Synovial sarcoma has to be considered in the differential diagnosis of CN and MEST when it shows paucicellular septa lined by hobnail epithelium. It is possible that at least some of the cases reported as sarcomatous transformation of CN are, in fact, synovial sarcomas.

Table 3 summarises the main morphologic and immunohistochemical features distinguishing CN and MEST from the other diagnostic entities to be considered in the differential diagnosis.

Table 3 Features distinguishing CN and MEST from the other diagnostic entities

Ovarian-like stroma Hobnail epithelium Clear cells in the septa Dysmorphic vessels Blastema Skeletal muscle Vimentin positive epithelial cells ER and PR HMB45 and melan-A WT1 SYT-SSX2 gene fusion
CN + + +
MEST + + +
CPDNB + + +
MCRCC + +
AMLEC + + +
SS + +

CN = cystic nephroma; MEST = mixed epithelial and stroma tumour; CPDNB = cystic partially differentiated nephroblastoma; MCRCC = multilocular cystic renal cell carcinoma; AMLEC = angiomyolipoma with epithelial cysts; SS = synovial sarcoma.

7. Conclusions

  • CNs and MESTs have similarities but they also show some differences. The similarities consist in sex predilection, age distribution, and some morphologic and immunohistochemical features, whereas the differences are based primarily on the degree of solid growth and the cellularity of the stroma.

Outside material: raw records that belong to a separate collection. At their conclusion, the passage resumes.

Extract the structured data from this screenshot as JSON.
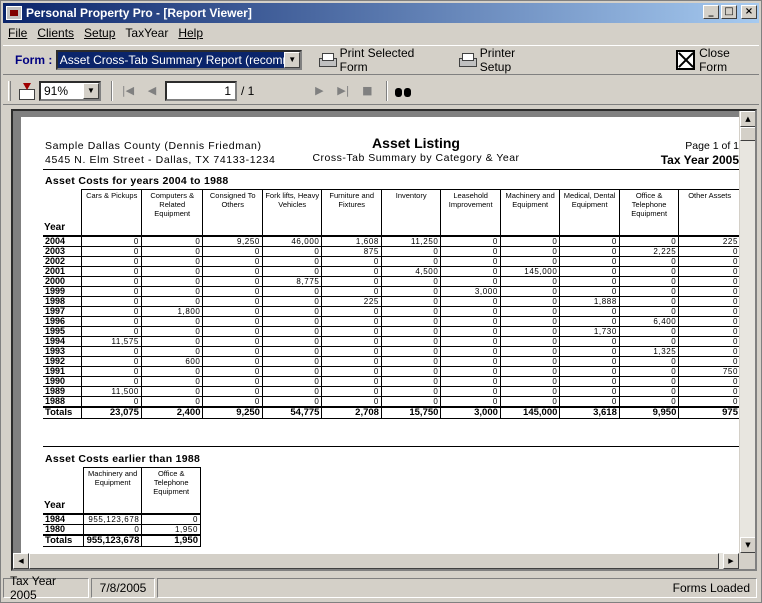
{
  "window": {
    "title": "Personal Property Pro - [Report Viewer]",
    "btn_min": "_",
    "btn_max": "□",
    "btn_close": "×"
  },
  "menu": [
    "File",
    "Clients",
    "Setup",
    "TaxYear",
    "Help"
  ],
  "formbar": {
    "label": "Form :",
    "selected": "Asset Cross-Tab Summary Report (recommended",
    "print_selected": "Print Selected Form",
    "printer_setup": "Printer Setup",
    "close_form": "Close Form"
  },
  "viewer": {
    "zoom": "91%",
    "page": "1",
    "page_total": "/ 1"
  },
  "icons": [
    "export-icon",
    "first-page-icon",
    "prev-page-icon",
    "next-page-icon",
    "last-page-icon",
    "stop-icon",
    "find-icon",
    "printer-icon",
    "close-form-icon"
  ],
  "report": {
    "company_line1": "Sample Dallas County (Dennis Friedman)",
    "company_line2": "4545 N. Elm Street - Dallas, TX  74133-1234",
    "title": "Asset Listing",
    "subtitle": "Cross-Tab Summary by Category & Year",
    "page_info": "Page 1 of 1",
    "tax_year": "Tax Year 2005",
    "section1": {
      "title": "Asset Costs for years 2004 to 1988",
      "year_header": "Year",
      "columns": [
        "Cars & Pickups",
        "Computers & Related Equipment",
        "Consigned To Others",
        "Fork lifts, Heavy Vehicles",
        "Furniture and Fixtures",
        "Inventory",
        "Leasehold Improvement",
        "Machinery and Equipment",
        "Medical, Dental Equipment",
        "Office & Telephone Equipment",
        "Other Assets"
      ],
      "rows": [
        {
          "year": "2004",
          "values": [
            "0",
            "0",
            "9,250",
            "46,000",
            "1,608",
            "11,250",
            "0",
            "0",
            "0",
            "0",
            "225"
          ]
        },
        {
          "year": "2003",
          "values": [
            "0",
            "0",
            "0",
            "0",
            "875",
            "0",
            "0",
            "0",
            "0",
            "2,225",
            "0"
          ]
        },
        {
          "year": "2002",
          "values": [
            "0",
            "0",
            "0",
            "0",
            "0",
            "0",
            "0",
            "0",
            "0",
            "0",
            "0"
          ]
        },
        {
          "year": "2001",
          "values": [
            "0",
            "0",
            "0",
            "0",
            "0",
            "4,500",
            "0",
            "145,000",
            "0",
            "0",
            "0"
          ]
        },
        {
          "year": "2000",
          "values": [
            "0",
            "0",
            "0",
            "8,775",
            "0",
            "0",
            "0",
            "0",
            "0",
            "0",
            "0"
          ]
        },
        {
          "year": "1999",
          "values": [
            "0",
            "0",
            "0",
            "0",
            "0",
            "0",
            "3,000",
            "0",
            "0",
            "0",
            "0"
          ]
        },
        {
          "year": "1998",
          "values": [
            "0",
            "0",
            "0",
            "0",
            "225",
            "0",
            "0",
            "0",
            "1,888",
            "0",
            "0"
          ]
        },
        {
          "year": "1997",
          "values": [
            "0",
            "1,800",
            "0",
            "0",
            "0",
            "0",
            "0",
            "0",
            "0",
            "0",
            "0"
          ]
        },
        {
          "year": "1996",
          "values": [
            "0",
            "0",
            "0",
            "0",
            "0",
            "0",
            "0",
            "0",
            "0",
            "6,400",
            "0"
          ]
        },
        {
          "year": "1995",
          "values": [
            "0",
            "0",
            "0",
            "0",
            "0",
            "0",
            "0",
            "0",
            "1,730",
            "0",
            "0"
          ]
        },
        {
          "year": "1994",
          "values": [
            "11,575",
            "0",
            "0",
            "0",
            "0",
            "0",
            "0",
            "0",
            "0",
            "0",
            "0"
          ]
        },
        {
          "year": "1993",
          "values": [
            "0",
            "0",
            "0",
            "0",
            "0",
            "0",
            "0",
            "0",
            "0",
            "1,325",
            "0"
          ]
        },
        {
          "year": "1992",
          "values": [
            "0",
            "600",
            "0",
            "0",
            "0",
            "0",
            "0",
            "0",
            "0",
            "0",
            "0"
          ]
        },
        {
          "year": "1991",
          "values": [
            "0",
            "0",
            "0",
            "0",
            "0",
            "0",
            "0",
            "0",
            "0",
            "0",
            "750"
          ]
        },
        {
          "year": "1990",
          "values": [
            "0",
            "0",
            "0",
            "0",
            "0",
            "0",
            "0",
            "0",
            "0",
            "0",
            "0"
          ]
        },
        {
          "year": "1989",
          "values": [
            "11,500",
            "0",
            "0",
            "0",
            "0",
            "0",
            "0",
            "0",
            "0",
            "0",
            "0"
          ]
        },
        {
          "year": "1988",
          "values": [
            "0",
            "0",
            "0",
            "0",
            "0",
            "0",
            "0",
            "0",
            "0",
            "0",
            "0"
          ]
        }
      ],
      "totals_label": "Totals",
      "totals": [
        "23,075",
        "2,400",
        "9,250",
        "54,775",
        "2,708",
        "15,750",
        "3,000",
        "145,000",
        "3,618",
        "9,950",
        "975"
      ]
    },
    "section2": {
      "title": "Asset Costs earlier than 1988",
      "year_header": "Year",
      "columns": [
        "Machinery and Equipment",
        "Office & Telephone Equipment"
      ],
      "rows": [
        {
          "year": "1984",
          "values": [
            "955,123,678",
            "0"
          ]
        },
        {
          "year": "1980",
          "values": [
            "0",
            "1,950"
          ]
        }
      ],
      "totals_label": "Totals",
      "totals": [
        "955,123,678",
        "1,950"
      ]
    }
  },
  "status": {
    "tax_year": "Tax Year 2005",
    "date": "7/8/2005",
    "message": "Forms Loaded"
  }
}
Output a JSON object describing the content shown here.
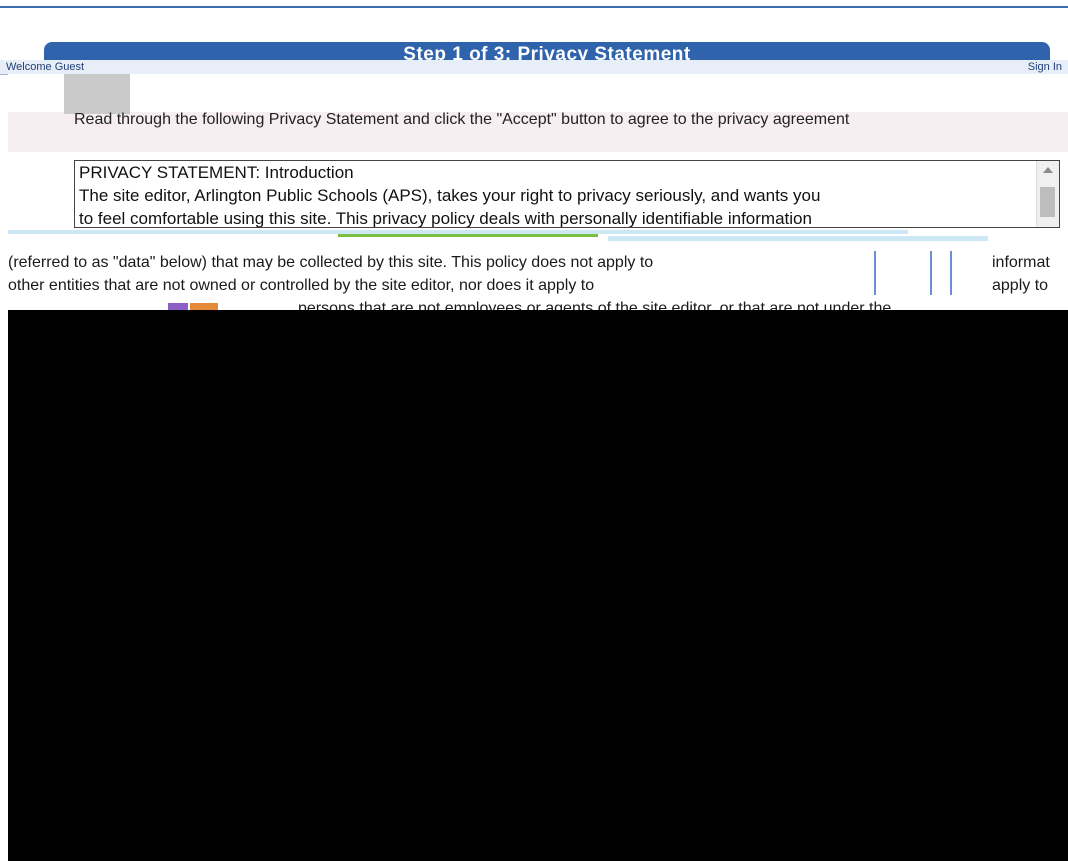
{
  "step_title": "Step 1 of 3: Privacy Statement",
  "status": {
    "left": "Welcome Guest",
    "right": "Sign In"
  },
  "instruction": "Read through the following Privacy Statement and click the \"Accept\" button to agree to the privacy agreement",
  "privacy": {
    "heading": "PRIVACY STATEMENT: Introduction",
    "line1": "The site editor, Arlington Public Schools (APS), takes your right to privacy seriously, and wants you",
    "line2": "to feel comfortable using this site. This privacy policy deals with personally identifiable information",
    "line3": "(referred to as \"data\" below) that may be collected by this site. This policy does not apply to",
    "line4": "other entities that are not owned or controlled by the site editor, nor does it apply to",
    "line5": "persons that are not employees or agents of the site editor, or that are not under the"
  },
  "overflow": {
    "right1": "informat",
    "right2": "apply to"
  },
  "colors": {
    "header": "#2f64ad",
    "accent": "#3b6db3"
  },
  "icons": {
    "scroll_up": "scroll-up-arrow-icon"
  }
}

  • Rare and unusual morphologic features have been described.

  • As for prognosis and treatment, even though an aggressive behaviour has been reported in very few cases, both neoplasms are benign and surgical excision is curative.

Conflicts of interest

The authors have nothing to disclose.

Appendix A.

The 18 figures were taken from four cases (one CN and three MESTs) seen in routine practice by one of the authors (R.M.). All these cases were discovered incidentally in women with a history of estrogen therapy, three perimenopausal women, and the fourth 80 yr old. The follow-up of these women was uneventful. These cases were circulated among the other authors of this paper and all agree on the diagnosis made originally when reported.